Which family of carnivore mammals is the most successful?

There are 15 Families in the Order Carnivora. It’s difficult to designate one single family as “most successful” for the simple fact that “success” in this case means whether they exist or not. The ability to exist long-term is determined by “adaptability”. The planet has been in constant flux since the beginning, for a myriad of reasons. Those animals that have been able to adapt, are still with us and therefore are successful. Successful = Adaptable. There were plenty of families that have been “unsuccessful”, resulting in extinction. Otherwise, if they still exist… they are successful. This would put the majority of families in a tie, since they have healthy populations that currently exist. One cannot say that Sea Lions (Phocidae) are more successful than Skunks (Mephitidae), since there is a preponderance of both; as is the case with most of the families. Populations are at their maximum level that can be supported by the ecosystem. Over-populations of species have a way of self-regulating themselves by purging themselves by starvation over excess populations; thereby maintaining a balance.

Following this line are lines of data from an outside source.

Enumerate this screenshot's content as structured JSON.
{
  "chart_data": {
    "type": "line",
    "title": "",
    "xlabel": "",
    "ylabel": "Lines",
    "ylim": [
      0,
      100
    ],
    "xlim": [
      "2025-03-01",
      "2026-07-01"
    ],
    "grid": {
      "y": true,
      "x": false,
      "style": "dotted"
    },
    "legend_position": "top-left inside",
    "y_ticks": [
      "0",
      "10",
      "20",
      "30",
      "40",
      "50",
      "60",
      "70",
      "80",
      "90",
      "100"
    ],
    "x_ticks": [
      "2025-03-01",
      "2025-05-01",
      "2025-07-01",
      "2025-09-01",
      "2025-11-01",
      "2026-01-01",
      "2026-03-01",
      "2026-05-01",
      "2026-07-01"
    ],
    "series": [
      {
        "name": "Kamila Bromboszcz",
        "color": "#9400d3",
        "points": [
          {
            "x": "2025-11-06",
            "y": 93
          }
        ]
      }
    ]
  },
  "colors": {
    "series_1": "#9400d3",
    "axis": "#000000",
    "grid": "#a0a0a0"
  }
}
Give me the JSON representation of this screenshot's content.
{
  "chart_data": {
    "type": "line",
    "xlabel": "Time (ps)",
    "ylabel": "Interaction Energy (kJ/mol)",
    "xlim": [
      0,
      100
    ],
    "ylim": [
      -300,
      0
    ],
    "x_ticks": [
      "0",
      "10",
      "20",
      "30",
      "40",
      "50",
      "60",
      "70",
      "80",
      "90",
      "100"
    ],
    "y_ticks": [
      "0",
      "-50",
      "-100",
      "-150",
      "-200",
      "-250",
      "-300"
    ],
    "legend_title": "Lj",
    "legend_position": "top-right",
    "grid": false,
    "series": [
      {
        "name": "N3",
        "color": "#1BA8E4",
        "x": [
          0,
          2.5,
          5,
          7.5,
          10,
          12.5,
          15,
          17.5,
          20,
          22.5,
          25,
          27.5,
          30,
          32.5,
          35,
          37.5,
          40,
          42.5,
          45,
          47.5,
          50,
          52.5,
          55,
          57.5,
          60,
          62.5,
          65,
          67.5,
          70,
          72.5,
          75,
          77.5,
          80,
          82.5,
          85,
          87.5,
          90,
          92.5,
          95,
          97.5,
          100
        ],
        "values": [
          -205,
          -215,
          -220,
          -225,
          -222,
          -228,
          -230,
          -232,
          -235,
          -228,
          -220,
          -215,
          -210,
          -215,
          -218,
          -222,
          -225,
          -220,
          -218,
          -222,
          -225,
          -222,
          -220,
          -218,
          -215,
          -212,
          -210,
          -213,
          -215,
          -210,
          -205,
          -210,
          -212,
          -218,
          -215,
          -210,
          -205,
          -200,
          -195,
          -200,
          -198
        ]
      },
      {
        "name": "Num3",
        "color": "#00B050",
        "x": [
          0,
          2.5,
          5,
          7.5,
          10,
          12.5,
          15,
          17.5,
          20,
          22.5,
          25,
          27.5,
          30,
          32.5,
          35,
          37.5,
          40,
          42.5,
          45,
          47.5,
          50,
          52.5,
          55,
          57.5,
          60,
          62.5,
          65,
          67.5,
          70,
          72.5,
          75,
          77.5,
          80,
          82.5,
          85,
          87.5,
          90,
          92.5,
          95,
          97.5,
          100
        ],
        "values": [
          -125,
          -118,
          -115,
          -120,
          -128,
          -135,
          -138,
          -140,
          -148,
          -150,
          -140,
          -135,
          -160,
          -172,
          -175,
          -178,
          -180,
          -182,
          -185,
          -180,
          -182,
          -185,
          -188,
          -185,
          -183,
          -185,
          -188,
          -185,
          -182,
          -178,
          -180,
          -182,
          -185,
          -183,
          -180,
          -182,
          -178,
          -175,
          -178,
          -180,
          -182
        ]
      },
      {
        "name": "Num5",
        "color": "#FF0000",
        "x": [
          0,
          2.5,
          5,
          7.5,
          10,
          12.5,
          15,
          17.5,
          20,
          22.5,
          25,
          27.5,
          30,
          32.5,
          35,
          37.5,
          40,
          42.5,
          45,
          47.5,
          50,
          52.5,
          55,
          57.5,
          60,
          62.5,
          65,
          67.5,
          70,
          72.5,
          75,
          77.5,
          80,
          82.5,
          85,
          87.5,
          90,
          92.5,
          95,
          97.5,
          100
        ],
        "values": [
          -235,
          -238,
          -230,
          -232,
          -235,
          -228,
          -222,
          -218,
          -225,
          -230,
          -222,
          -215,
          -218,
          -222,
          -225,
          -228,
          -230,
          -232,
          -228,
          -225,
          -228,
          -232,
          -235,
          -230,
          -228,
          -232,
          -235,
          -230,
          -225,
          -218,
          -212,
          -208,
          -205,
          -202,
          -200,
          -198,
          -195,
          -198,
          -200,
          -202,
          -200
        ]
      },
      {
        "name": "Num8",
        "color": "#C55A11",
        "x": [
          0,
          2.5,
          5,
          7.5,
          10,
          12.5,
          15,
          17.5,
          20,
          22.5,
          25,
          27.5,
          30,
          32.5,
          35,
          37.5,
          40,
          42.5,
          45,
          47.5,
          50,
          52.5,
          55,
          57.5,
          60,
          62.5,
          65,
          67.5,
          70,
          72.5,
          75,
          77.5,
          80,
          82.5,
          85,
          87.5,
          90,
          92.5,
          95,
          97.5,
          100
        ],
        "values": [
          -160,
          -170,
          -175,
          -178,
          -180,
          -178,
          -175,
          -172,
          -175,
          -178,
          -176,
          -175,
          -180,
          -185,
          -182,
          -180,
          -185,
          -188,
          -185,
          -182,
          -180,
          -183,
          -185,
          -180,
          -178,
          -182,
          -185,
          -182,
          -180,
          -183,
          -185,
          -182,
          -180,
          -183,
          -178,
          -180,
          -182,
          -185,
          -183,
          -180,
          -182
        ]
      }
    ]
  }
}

However… it might be easier to identify which families are currently least successful, meaning they are in the most trouble, and in danger of dying off completely.

The Order of Carnivora is separated into two Sub-Orders: Feliformia and Caniformia… literally, Cat-like & Dog-like. Beyond that, each Sub-Order is divided into individual Families, shown here. And within each are individual Genus & Species.

Suborder Feliformia (Cat-like Carnivorans)

  • Family Prinonodontidae (Asiatic Linsangs)
  • Family Felidae (Cats – 40 species)
  • Family Viverroideae (Civets – 35 species)
  • Family Hyaenidae (Hyenas and Aardworlf – 4 species)
  • Family Eupleridae (Malagasy Carnivores – 8 species)
  • Family Herpestidae (Mongooses – 33 species)

Suborder Caniformia (Dog-like Carnivorans)

  • Family Canidae (Dogs – 37 species)
  • Family Ursidae (Bears – 8 species)
  • Family Ailuridae (Red Panda)
  • Family Mephitidae (Skunks – 10 species)
  • Family Mustelidae (Ferrets, Weasels, Martens, Badgers, Wolverines, Minks, and Otters – 55 species)
  • Family Procyonidae (Raccoons – 19 species)
  • Family Odobenidae (Walrus)
  • Family Otariidae (Sea lions, Eared Seals and Fur Seals – 14 species)
  • Family Phocidae (True Seals – 19 species)

As I said, most families are wildly successful, and have been for tens of millions of years. All the families contain species that are threatened or endangered, but generally not enough to endanger the entire family. Tigers, for instance, are very endangered. But there are 39 other species in the Family Felidae, some of which are extremely healthy. There are some 600 million domestic cats (Felis catus) in the world. This puts Felidae as a whole, on firm footing.

Having said that:

* Family Ailuridae (Red Panda): only has one species left in the entire family. The rest are extinct. The surviving Red Panda are listed as Threatened. There are less than 10,000 left, and that comprises the entire Family. Deforestation and poaching may be the cause for eventual extinction of the Ailuridae Family. These are man-made causes, but nevertheless, they will not be able to adapt as other successful species have, to changes in their environment. This should qualify them as one of the least successful families.

*Family Eupleridae (Fossas & Falanoucs): There are eight species in this family. They are nearly all threatened, by virtue of living in Madagascar. Again, hunting and loss of habitat is to blame. Madagascar does not put environmental protection high on its list of priorities as most of the country is very poor. Although, there are other poor countries that do manage to care for their wildlife. It is just not part of the culture here. The animals can’t adapt, as they are too specialized, and therefore must be classified as one of the least successful families.

(Look at that looooong beautiful tail on that Fossa! Amazing!)

So there, by the definition that success = adaptability, are the least successful existing families in the order of Carnivora. All the other families are tied for first place and are doing fine at the family level, despite individual species from each family who are not adaptable enough to rank high on the success level.

However… if you want to define “successful” as that family which contains the largest number of different thriving species, then the winner would be Family Mustelidae(Ferrets, Weasels, Martens, Badgers, Wolverines, Minks, and Otters), which contains at least 55 different species ; more than any other. This would suggest that the “design” characteristics common to these particular similar animals has led to the highest number of currently surviving and thriving species. Obviously, with their combination of traits, they have been able to adapt, despite everything man and nature throws at them.